Image copyright © by Marcus Trahan

Moonlight

(2016)

Right off the bat I will tell you that I do not think this is the best picture of 2016. I have seen only five of the nine nominees, have not seen the pre-Oscar favorite, La La Land, but of those I have seen I think Hacksaw Ridge and Arrival are both better movies, and Hell or High Water is about equal to this. The only one of the five that I think is not as good as Moonlight is Manchester by the Sea.

I must tread very carefully here. There are questions which, if you ask them, you risk being labeled racist. And when it comes to race, there are questions which you simply cannot ask, such as why is the NBA composed of 74.4% black players? (I’m certainly not going to ask it.)

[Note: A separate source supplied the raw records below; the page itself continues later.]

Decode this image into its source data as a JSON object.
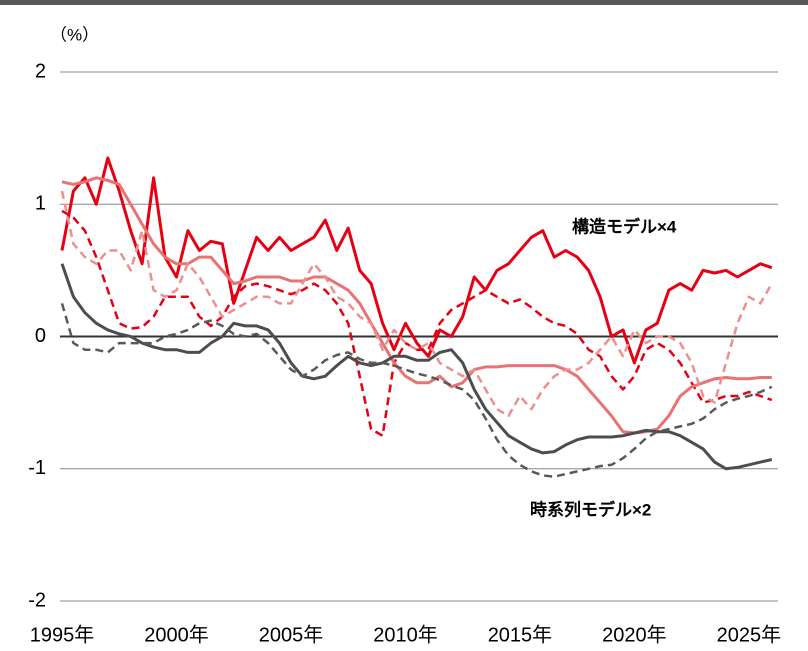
{
  "chart_data": {
    "type": "line",
    "unit_label": "（%）",
    "annotations": [
      {
        "text": "構造モデル×4",
        "color": "#e60012"
      },
      {
        "text": "時系列モデル×2",
        "color": "#595959"
      }
    ],
    "x": [
      1995,
      1995.5,
      1996,
      1996.5,
      1997,
      1997.5,
      1998,
      1998.5,
      1999,
      1999.5,
      2000,
      2000.5,
      2001,
      2001.5,
      2002,
      2002.5,
      2003,
      2003.5,
      2004,
      2004.5,
      2005,
      2005.5,
      2006,
      2006.5,
      2007,
      2007.5,
      2008,
      2008.5,
      2009,
      2009.5,
      2010,
      2010.5,
      2011,
      2011.5,
      2012,
      2012.5,
      2013,
      2013.5,
      2014,
      2014.5,
      2015,
      2015.5,
      2016,
      2016.5,
      2017,
      2017.5,
      2018,
      2018.5,
      2019,
      2019.5,
      2020,
      2020.5,
      2021,
      2021.5,
      2022,
      2022.5,
      2023,
      2023.5,
      2024,
      2024.5,
      2025,
      2025.5,
      2026
    ],
    "series": [
      {
        "color": "#e60012",
        "style": "solid",
        "width": 3,
        "values": [
          0.65,
          1.1,
          1.2,
          1.0,
          1.35,
          1.1,
          0.8,
          0.55,
          1.2,
          0.6,
          0.45,
          0.8,
          0.65,
          0.72,
          0.7,
          0.25,
          0.5,
          0.75,
          0.65,
          0.75,
          0.65,
          0.7,
          0.75,
          0.88,
          0.65,
          0.82,
          0.5,
          0.4,
          0.1,
          -0.1,
          0.1,
          -0.05,
          -0.15,
          0.05,
          0.0,
          0.15,
          0.45,
          0.35,
          0.5,
          0.55,
          0.65,
          0.75,
          0.8,
          0.6,
          0.65,
          0.6,
          0.5,
          0.3,
          0.0,
          0.05,
          -0.2,
          0.05,
          0.1,
          0.35,
          0.4,
          0.35,
          0.5,
          0.48,
          0.5,
          0.45,
          0.5,
          0.55,
          0.52
        ]
      },
      {
        "color": "#e60012",
        "style": "dashed",
        "width": 2.5,
        "values": [
          0.95,
          0.9,
          0.8,
          0.6,
          0.35,
          0.1,
          0.06,
          0.07,
          0.15,
          0.3,
          0.3,
          0.3,
          0.15,
          0.08,
          0.15,
          0.3,
          0.38,
          0.4,
          0.38,
          0.35,
          0.32,
          0.35,
          0.4,
          0.35,
          0.25,
          0.1,
          -0.3,
          -0.7,
          -0.75,
          -0.2,
          -0.05,
          -0.1,
          -0.1,
          0.1,
          0.2,
          0.25,
          0.3,
          0.35,
          0.3,
          0.25,
          0.28,
          0.22,
          0.15,
          0.1,
          0.08,
          0.02,
          -0.1,
          -0.15,
          -0.3,
          -0.4,
          -0.3,
          -0.1,
          -0.05,
          -0.1,
          -0.2,
          -0.35,
          -0.5,
          -0.48,
          -0.45,
          -0.45,
          -0.42,
          -0.45,
          -0.48
        ]
      },
      {
        "color": "#e87373",
        "style": "solid",
        "width": 3,
        "values": [
          1.17,
          1.15,
          1.17,
          1.2,
          1.18,
          1.15,
          1.0,
          0.85,
          0.7,
          0.6,
          0.55,
          0.55,
          0.6,
          0.6,
          0.5,
          0.4,
          0.42,
          0.45,
          0.45,
          0.45,
          0.42,
          0.42,
          0.45,
          0.45,
          0.4,
          0.35,
          0.25,
          0.1,
          -0.05,
          -0.2,
          -0.3,
          -0.35,
          -0.35,
          -0.3,
          -0.38,
          -0.35,
          -0.25,
          -0.23,
          -0.23,
          -0.22,
          -0.22,
          -0.22,
          -0.22,
          -0.22,
          -0.25,
          -0.3,
          -0.4,
          -0.5,
          -0.6,
          -0.72,
          -0.73,
          -0.72,
          -0.7,
          -0.6,
          -0.45,
          -0.38,
          -0.35,
          -0.32,
          -0.31,
          -0.32,
          -0.32,
          -0.31,
          -0.31
        ]
      },
      {
        "color": "#ec8f8f",
        "style": "dashed",
        "width": 2.5,
        "values": [
          1.1,
          0.7,
          0.6,
          0.55,
          0.65,
          0.65,
          0.5,
          0.8,
          0.35,
          0.3,
          0.35,
          0.55,
          0.45,
          0.3,
          0.15,
          0.2,
          0.25,
          0.3,
          0.3,
          0.25,
          0.25,
          0.4,
          0.55,
          0.45,
          0.3,
          0.25,
          0.15,
          0.1,
          -0.1,
          0.05,
          -0.05,
          -0.1,
          -0.05,
          -0.2,
          -0.25,
          -0.3,
          -0.25,
          -0.4,
          -0.55,
          -0.6,
          -0.45,
          -0.55,
          -0.4,
          -0.3,
          -0.25,
          -0.25,
          -0.2,
          -0.1,
          0.0,
          -0.15,
          0.05,
          -0.05,
          0.0,
          0.0,
          -0.05,
          -0.2,
          -0.45,
          -0.5,
          -0.2,
          0.1,
          0.3,
          0.25,
          0.4
        ]
      },
      {
        "color": "#4d4d4d",
        "style": "solid",
        "width": 3,
        "values": [
          0.55,
          0.3,
          0.18,
          0.1,
          0.05,
          0.02,
          0.0,
          -0.05,
          -0.08,
          -0.1,
          -0.1,
          -0.12,
          -0.12,
          -0.05,
          0.0,
          0.1,
          0.08,
          0.08,
          0.05,
          -0.05,
          -0.2,
          -0.3,
          -0.32,
          -0.3,
          -0.22,
          -0.15,
          -0.2,
          -0.22,
          -0.2,
          -0.15,
          -0.15,
          -0.18,
          -0.18,
          -0.12,
          -0.1,
          -0.2,
          -0.4,
          -0.55,
          -0.65,
          -0.75,
          -0.8,
          -0.85,
          -0.88,
          -0.87,
          -0.82,
          -0.78,
          -0.76,
          -0.76,
          -0.76,
          -0.75,
          -0.73,
          -0.71,
          -0.72,
          -0.72,
          -0.75,
          -0.8,
          -0.85,
          -0.95,
          -1.0,
          -0.99,
          -0.97,
          -0.95,
          -0.93
        ]
      },
      {
        "color": "#595959",
        "style": "dashed",
        "width": 2.5,
        "values": [
          0.25,
          -0.05,
          -0.1,
          -0.1,
          -0.12,
          -0.05,
          -0.05,
          -0.05,
          -0.05,
          0.0,
          0.02,
          0.05,
          0.1,
          0.12,
          0.08,
          0.02,
          0.0,
          0.02,
          -0.05,
          -0.15,
          -0.25,
          -0.3,
          -0.25,
          -0.18,
          -0.14,
          -0.12,
          -0.17,
          -0.2,
          -0.2,
          -0.22,
          -0.25,
          -0.28,
          -0.3,
          -0.33,
          -0.37,
          -0.4,
          -0.48,
          -0.62,
          -0.78,
          -0.9,
          -0.97,
          -1.02,
          -1.05,
          -1.06,
          -1.04,
          -1.02,
          -1.0,
          -0.98,
          -0.97,
          -0.92,
          -0.85,
          -0.77,
          -0.72,
          -0.7,
          -0.68,
          -0.66,
          -0.62,
          -0.55,
          -0.5,
          -0.47,
          -0.45,
          -0.42,
          -0.38
        ]
      }
    ],
    "xlim": [
      1995,
      2026.27
    ],
    "xticks": [
      {
        "value": 1995,
        "label": "1995年"
      },
      {
        "value": 2000,
        "label": "2000年"
      },
      {
        "value": 2005,
        "label": "2005年"
      },
      {
        "value": 2010,
        "label": "2010年"
      },
      {
        "value": 2015,
        "label": "2015年"
      },
      {
        "value": 2020,
        "label": "2020年"
      },
      {
        "value": 2025,
        "label": "2025年"
      }
    ],
    "ylim": [
      -2,
      2
    ],
    "yticks": [
      -2,
      -1,
      0,
      1,
      2
    ],
    "grid": true
  }
}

But damn it, I’m not going to completely shy away from this, even at the risk of being called an angry, disgruntled white man whining because I’m losing my privileged position in society. I welcome the changes that are happening. And yet, take a look at this years Oscars (the top awards; there is no question that people of color are badly under-represented in the behind-the-camera departments).

Three of the nine Best Picture nominees are about race: This one, Fences, and Hidden Figures. One Best Actor (Denzel Washington), one Best Supporting Actor (Mahershala Ali, who won, and was very good, in my opinion), three of the Best Supporting Actresses (Octavia Spencer, Naomie Harris, and Viola Davis, who won) and Ruth Negga as Best Actress are black. (As I said in my review of Loving, I don’t think Negga should even have been nominated.) I would call that pretty good on the diversity scale, for folks who work in front of the camera, who are the only ones the public is aware of.

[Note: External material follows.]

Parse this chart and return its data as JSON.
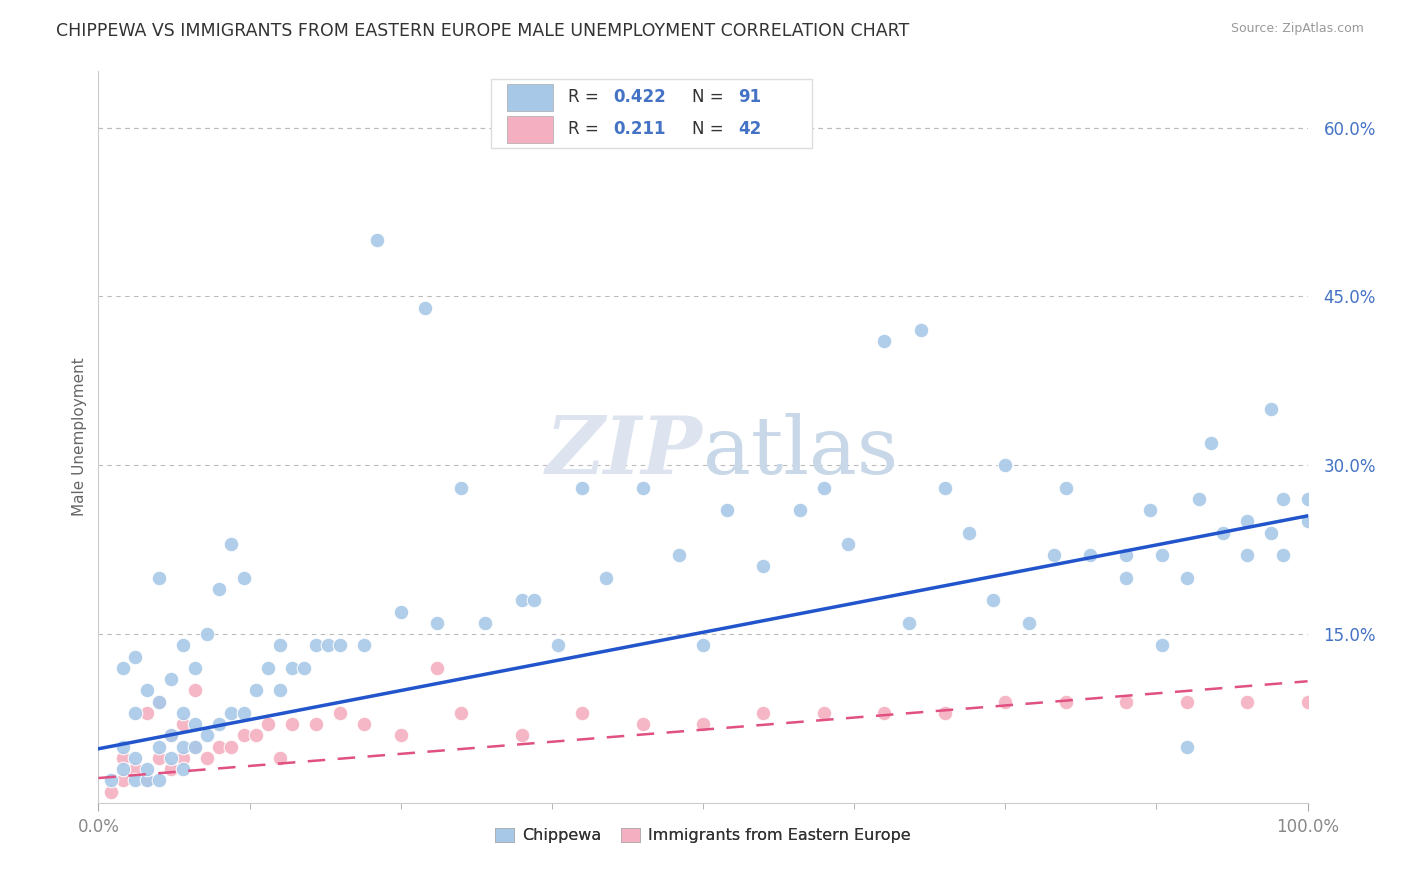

So here it is. I just have to think that at least some of this came as the result of guilt on the part of the Academy because of all the outrage last year when none of the top categories had a black performer nominated. I hate that. I hate it when it goes either way, either too white or too black. Damn it, a film should be judged on nothing but its merits as a film, not on whether or not it fills a quota, or gets on the ballot because we feel sorry for it. And damn it again, Moonlight is a perfectly good but not astonishing movie. In twenty years I think it will be almost forgotten, like Spotlight, Argo, The Artist, The King’s Speech, Crash, American Beauty, and The English Patient. I’ll bet you’ve forgotten some of those already. It should not have won Best Picture.

Okay. I hope I don’t get a lot of hate mail over this.

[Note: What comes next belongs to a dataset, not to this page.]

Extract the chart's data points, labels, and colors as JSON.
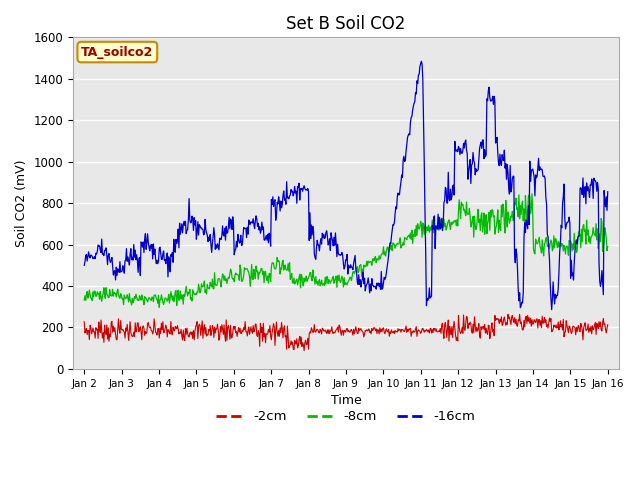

So, how is it? It’s good. The writing is good, the acting is good. Very good, in some cases. But I thought it was way too slow. I will admit to a bias here. When choosing between an upbeat movie and a depressing one, I will almost always favor the happy one. It’s just how I am. This one is very, very harsh. Growing up black in the Miami neighborhood of Liberty City, Florida, is hard enough. Being black and gay has to be total hell. We see Chiron at three ages, played by three different actors whose job is mostly to say nothing. Chiron is a very quiet boy, and a quiet man. (I doubt that his junkie mother was aware that Chiron in mythology was a centaur, and that an asteroid or minor planet [there is debate] is named 2070 Chiron.)

Lastly, speaking of race again, how depressing is it that sixty goddam years after Central High School in Little Rock was forcibly integrated by President Eisenhower and the National Guard, the school we see in this movie is 98% black, and the other 2% is Hispanic? Yeah, things are better in some places. But de facto segregation is still very much with us.